宫里的新年明显比平时热闹多了,阿碧有时看着跟自己同龄的宫女们打打闹闹一起吃饭,一起工作,一起嬉闹都有一种自己已经老了的感觉。
不是她不想努力实在是她真的无法,真真正正的做到跟她们掏心掏肺。而且自从做了官,一言一行被人关注,阿碧更是不敢肆意。
加上从心底她就有一种自己是异类的感觉,就更加无法真真正正的融入她们之中。
至于兰陵王?阿碧现在已经尽量躲着他了。之后他们两人不是没有碰面过,只是每一次碰面阿碧的心情都不好,所以她也不自找苦吃了。
她现在已经完全不知道该怎么面对这个兰陵王了,每次只有他出现的场合,她都忍不住的偷偷的关注他。尽管都已经知道他不是自己的兰陵王,但是就是管不住自己的眼睛。但是一看见他又想起至今兰陵王都在他身体里面,而自己却一点办法都没有。等那天从怅伊殿出来后,阿碧就已经知道不管是这个兰陵王还是自己的兰陵王,她都无法置之不理。也无法做到用伤害一个人来换取另外一个出现的事情了。还好她那天没有冲动,如果她弄伤了他而自己想要的人却没有出现,那阿碧一定会追悔莫及的。
现在也只能听天由命,希望他能好好的善待这个身体,期盼她的兰陵王能早日出现。
可能是过于信任自己身上东西的原因,阿碧虽然伤心,但是却十分坚信兰陵王一定会出现的。只是她现在唯一能做的似乎也只能是等待了。
因为是过年期间,宫中来参见宫宴,问候太后皇上的人比较多。阿碧也有了机会再次见到沈父。
当从沈父口中得知沈赞之已经被皇上召见过后,连阿碧都有点喜形于色。
沈家人丁单薄沈父都已经这个年纪了,就算以后还有官运,估计也做不到太高。这个表哥虽然有才但是在家里一直不受重视,又一直很倒霉。阿碧已经给他打开了一扇门,能不能继续就要看他自己了。当时已经说好,让他整理南梁武帝萧衍的诗集作品,让阿碧负责呈上去。如果事成之后就都算他的功劳和主意,阿碧只是一个为自家表哥出头,想讨好萧贵妃的人。
本来以为只会被萧贵妃赐赏,让萧贵妃知道有他沈赞之这么个人。但是事情出乎意料竟然引起皇上的注意,只能说她这个表哥终于转运了。
阿碧不知道皇上到底看重什么,是真的觉得里面关于治国的一些想法有可取之处,还是爱屋及乌的只是为了讨好萧贵妃。

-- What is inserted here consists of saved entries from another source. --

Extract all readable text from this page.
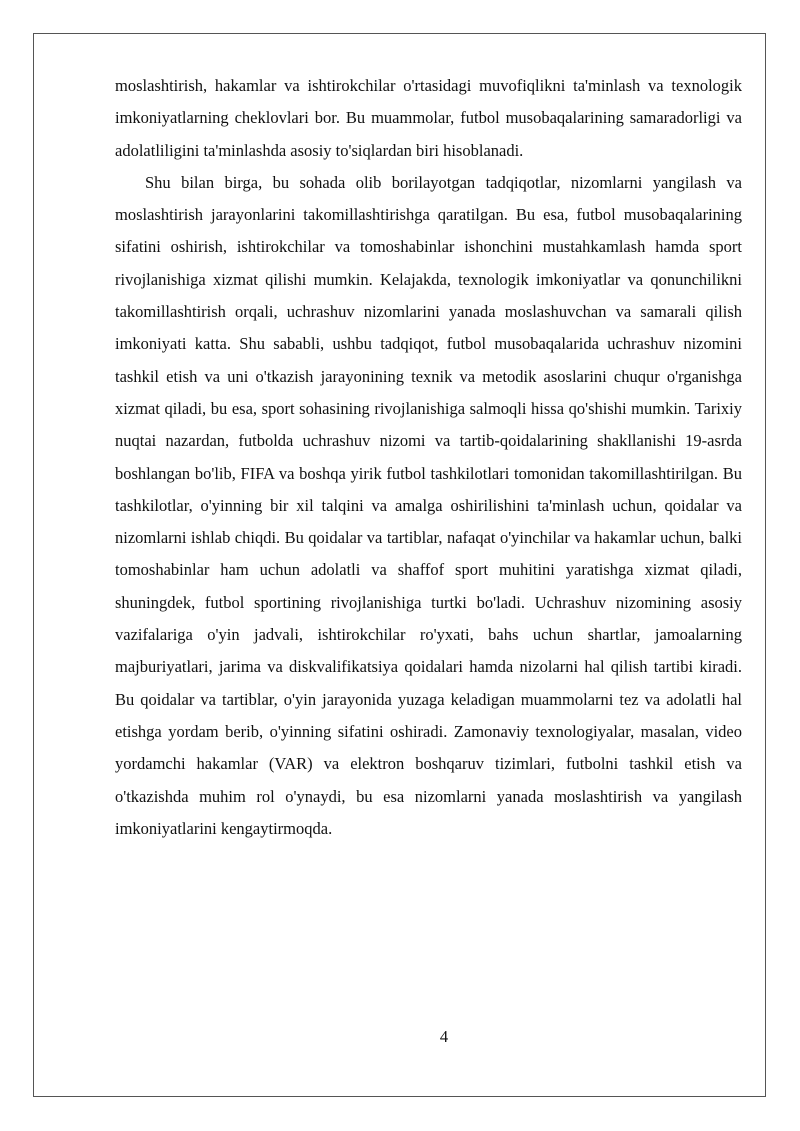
moslashtirish, hakamlar va ishtirokchilar o'rtasidagi muvofiqlikni ta'minlash va texnologik imkoniyatlarning cheklovlari bor. Bu muammolar, futbol musobaqalarining samaradorligi va adolatliligini ta'minlashda asosiy to'siqlardan biri hisoblanadi.

Shu bilan birga, bu sohada olib borilayotgan tadqiqotlar, nizomlarni yangilash va moslashtirish jarayonlarini takomillashtirishga qaratilgan. Bu esa, futbol musobaqalarining sifatini oshirish, ishtirokchilar va tomoshabinlar ishonchini mustahkamlash hamda sport rivojlanishiga xizmat qilishi mumkin. Kelajakda, texnologik imkoniyatlar va qonunchilikni takomillashtirish orqali, uchrashuv nizomlarini yanada moslashuvchan va samarali qilish imkoniyati katta. Shu sababli, ushbu tadqiqot, futbol musobaqalarida uchrashuv nizomini tashkil etish va uni o'tkazish jarayonining texnik va metodik asoslarini chuqur o'rganishga xizmat qiladi, bu esa, sport sohasining rivojlanishiga salmoqli hissa qo'shishi mumkin. Tarixiy nuqtai nazardan, futbolda uchrashuv nizomi va tartib-qoidalarining shakllanishi 19-asrda boshlangan bo'lib, FIFA va boshqa yirik futbol tashkilotlari tomonidan takomillashtirilgan. Bu tashkilotlar, o'yinning bir xil talqini va amalga oshirilishini ta'minlash uchun, qoidalar va nizomlarni ishlab chiqdi. Bu qoidalar va tartiblar, nafaqat o'yinchilar va hakamlar uchun, balki tomoshabinlar ham uchun adolatli va shaffof sport muhitini yaratishga xizmat qiladi, shuningdek, futbol sportining rivojlanishiga turtki bo'ladi. Uchrashuv nizomining asosiy vazifalariga o'yin jadvali, ishtirokchilar ro'yxati, bahs uchun shartlar, jamoalarning majburiyatlari, jarima va diskvalifikatsiya qoidalari hamda nizolarni hal qilish tartibi kiradi. Bu qoidalar va tartiblar, o'yin jarayonida yuzaga keladigan muammolarni tez va adolatli hal etishga yordam berib, o'yinning sifatini oshiradi. Zamonaviy texnologiyalar, masalan, video yordamchi hakamlar (VAR) va elektron boshqaruv tizimlari, futbolni tashkil etish va o'tkazishda muhim rol o'ynaydi, bu esa nizomlarni yanada moslashtirish va yangilash imkoniyatlarini kengaytirmoqda.

4
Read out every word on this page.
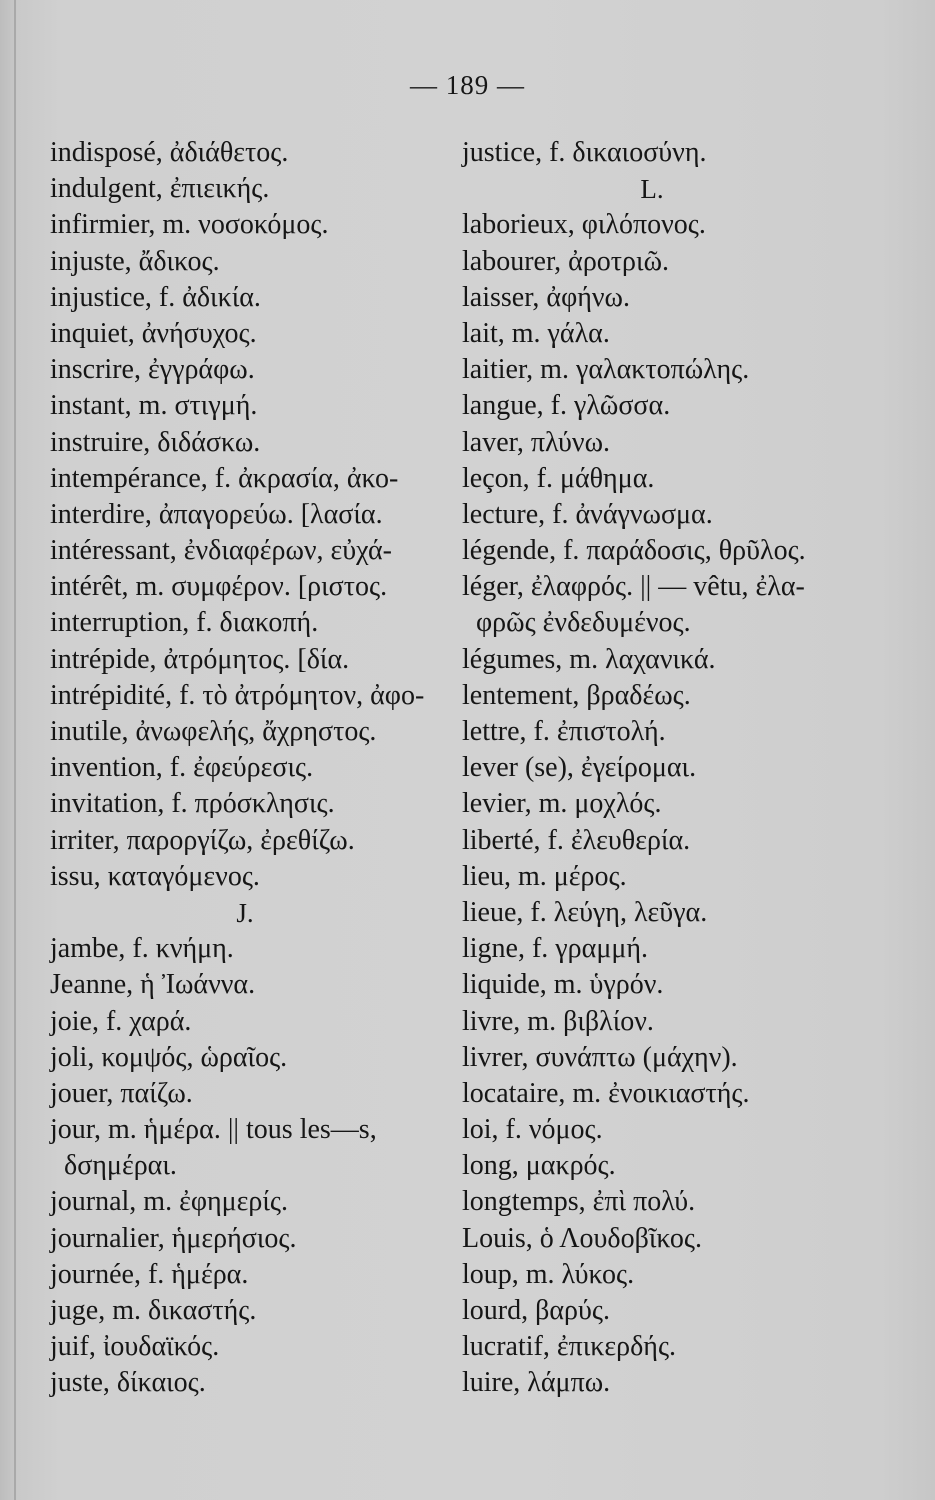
— 189 —
indisposé, ἀδιάθετος.
indulgent, ἐπιεικής.
infirmier, m. νοσοκόμος.
injuste, ἄδικος.
injustice, f. ἀδικία.
inquiet, ἀνήσυχος.
inscrire, ἐγγράφω.
instant, m. στιγμή.
instruire, διδάσκω.
intempérance, f. ἀκρασία, ἀκο-
interdire, ἀπαγορεύω. [λασία.
intéressant, ἐνδιαφέρων, εὐχά-
intérêt, m. συμφέρον. [ριστος.
interruption, f. διακοπή.
intrépide, ἀτρόμητος. [δία.
intrépidité, f. τὸ ἀτρόμητον, ἀφο-
inutile, ἀνωφελής, ἄχρηστος.
invention, f. ἐφεύρεσις.
invitation, f. πρόσκλησις.
irriter, παροργίζω, ἐρεθίζω.
issu, καταγόμενος.
J.
jambe, f. κνήμη.
Jeanne, ἡ Ἰωάννα.
joie, f. χαρά.
joli, κομψός, ὡραῖος.
jouer, παίζω.
jour, m. ἡμέρα. || tous les—s,
δσημέραι.
journal, m. ἐφημερίς.
journalier, ἡμερήσιος.
journée, f. ἡμέρα.
juge, m. δικαστής.
juif, ἰουδαϊκός.
juste, δίκαιος.
justice, f. δικαιοσύνη.
L.
laborieux, φιλόπονος.
labourer, ἀροτριῶ.
laisser, ἀφήνω.
lait, m. γάλα.
laitier, m. γαλακτοπώλης.
langue, f. γλῶσσα.
laver, πλύνω.
leçon, f. μάθημα.
lecture, f. ἀνάγνωσμα.
légende, f. παράδοσις, θρῦλος.
léger, ἐλαφρός. || — vêtu, ἐλα-
φρῶς ἐνδεδυμένος.
légumes, m. λαχανικά.
lentement, βραδέως.
lettre, f. ἐπιστολή.
lever (se), ἐγείρομαι.
levier, m. μοχλός.
liberté, f. ἐλευθερία.
lieu, m. μέρος.
lieue, f. λεύγη, λεῦγα.
ligne, f. γραμμή.
liquide, m. ὑγρόν.
livre, m. βιβλίον.
livrer, συνάπτω (μάχην).
locataire, m. ἐνοικιαστής.
loi, f. νόμος.
long, μακρός.
longtemps, ἐπὶ πολύ.
Louis, ὁ Λουδοβῖκος.
loup, m. λύκος.
lourd, βαρύς.
lucratif, ἐπικερδής.
luire, λάμπω.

但不管怎样这五品的著作郎,一直以来可都是贵族子弟才能做的官。他一个沈家旁支,一个不受父亲重视栽培的庶子,能一下子从七品小官直接升到五品著作郎。这已经算是意外之喜了。阿碧也不奢望他真的能成为权臣。只是希望乘此机会广结善缘顺便拉拢一下沈家的人,让沈父在朝中能够有一两个可以帮忙的族人。这样她也算是报一点沈父的养育之恩。无故占用阿碧的身体一直让沈父担心操劳,如果有机会阿碧还是想多替沈父沈家考虑一下。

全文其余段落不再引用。